We might be a good fit If...

You try to be the perfect partner/ friend/ child/ coworker: low-maintenance, adaptable, self-sufficient, and then you feel alone and silently resent that no one sees what it costs you.

We might be a good fit If...

You find yourself caught between two painful strategies: over-functioning to earn love or disconnecting completely so you don’t have to risk needing anyone. You’re the one who gives, fixes, anticipates, and then quietly wonders why no one ever seems to show up for you.

We might be a good fit If...

You wish your partner would just know what you need because asking makes you feel like a burden or unchosen or unworthy. 

We might be a good fit If...

You’ve experienced emotional neglect, enmeshment, parentification or ongoing abuse and you’re ready to start working through the wounds.

Relational trauma can look like emotional neglect. Sometimes it looks like a parent who was physically present but emotionally absent. Sometimes it’s growing up in a household where your needs weren’t allowed or, worse, punished. And sometimes it’s the confusing mix of being both loved and hurt by the same people. It can also include experiences like enmeshment, parentification, manipulation or abuse. Whether the wounds were loud or quiet, healing them means stepping out of survival mode and learning to relate to yourself and others in a new way.

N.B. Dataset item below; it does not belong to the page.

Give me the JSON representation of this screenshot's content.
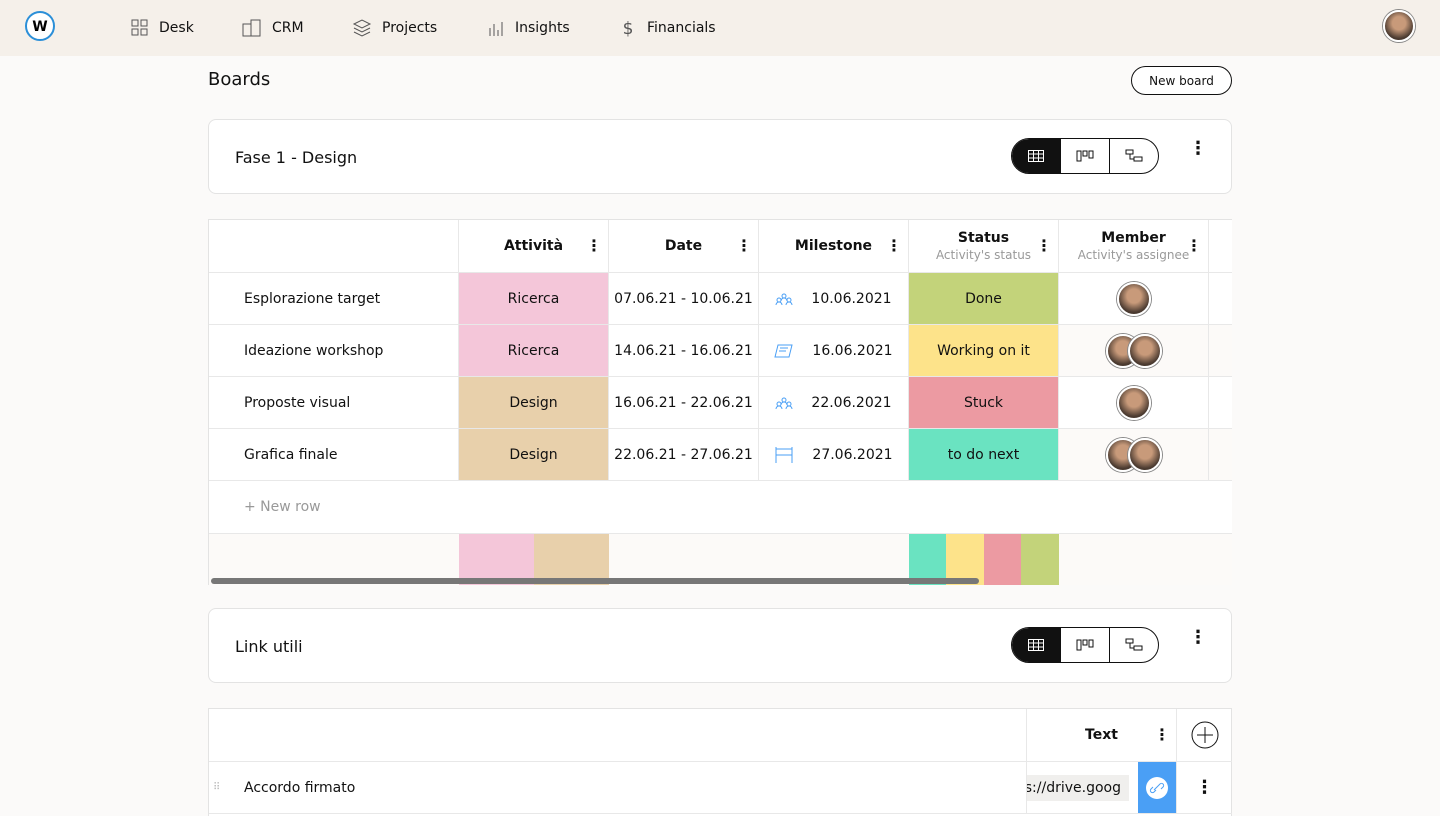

A way that’s rooted in self-trust, emotional safety, and mutual care.

Individual therapy for Relational traumas in Hermosa Beach and Los Angeles

What we’ll work on together in therapy

Individual therapy for Relational traumas in Hermosa Beach and Los Angeles

Understanding How Your Inner World Was Shaped

 Exploring how your relationship with yourself formed in response to early attachment dynamics and how those internalized voices still shape your day-to-day thoughts, emotions, and reactions.

Recognizing the Patterns You Keep Returning To


Identifying the relational patterns you reenact with others, and how you might unconsciously seek out the familiar, even when it hurts, and how to shift those dynamics consciously.

Moving From Resistance to Relational Integrity

 Interrupting the cycle of resistance (“I’ll never be like them”) and instead creating space to model something healthier—relational integrity: connection with boundaries, strength with vulnerability.

Caring for the Younger Parts of You

Learning to reparent your emotional world by creating space and compassion for the parts of you that had to grow up too fast, stay small or shut down to stay safe. These younger parts often take the wheel in adulthood by shaping how you protect yourself, how you connect, and how you expect to be treated. In therapy, we begin to notice when they’re in charge, and help your adult self step back in with clarity and care.

Building Emotional Resilience That Lasts

 Building emotional resilience so you can feel your feelings without drowning in them, set boundaries without guilt, and ask for what you need without fear that it makes you a burden.

Repairing and Staying Connected Through Conflict


Practicing relational repair in real time, including how to stay connected during conflict, how to advocate for your needs, and how to receive love without flinching or micromanaging it.

Creating a Relationship With Yourself That Heals

 
Creating a new, more compassionate relationship with yourself—one that doesn’t echo old criticism or erasure, but offers steadiness, clarity, and care.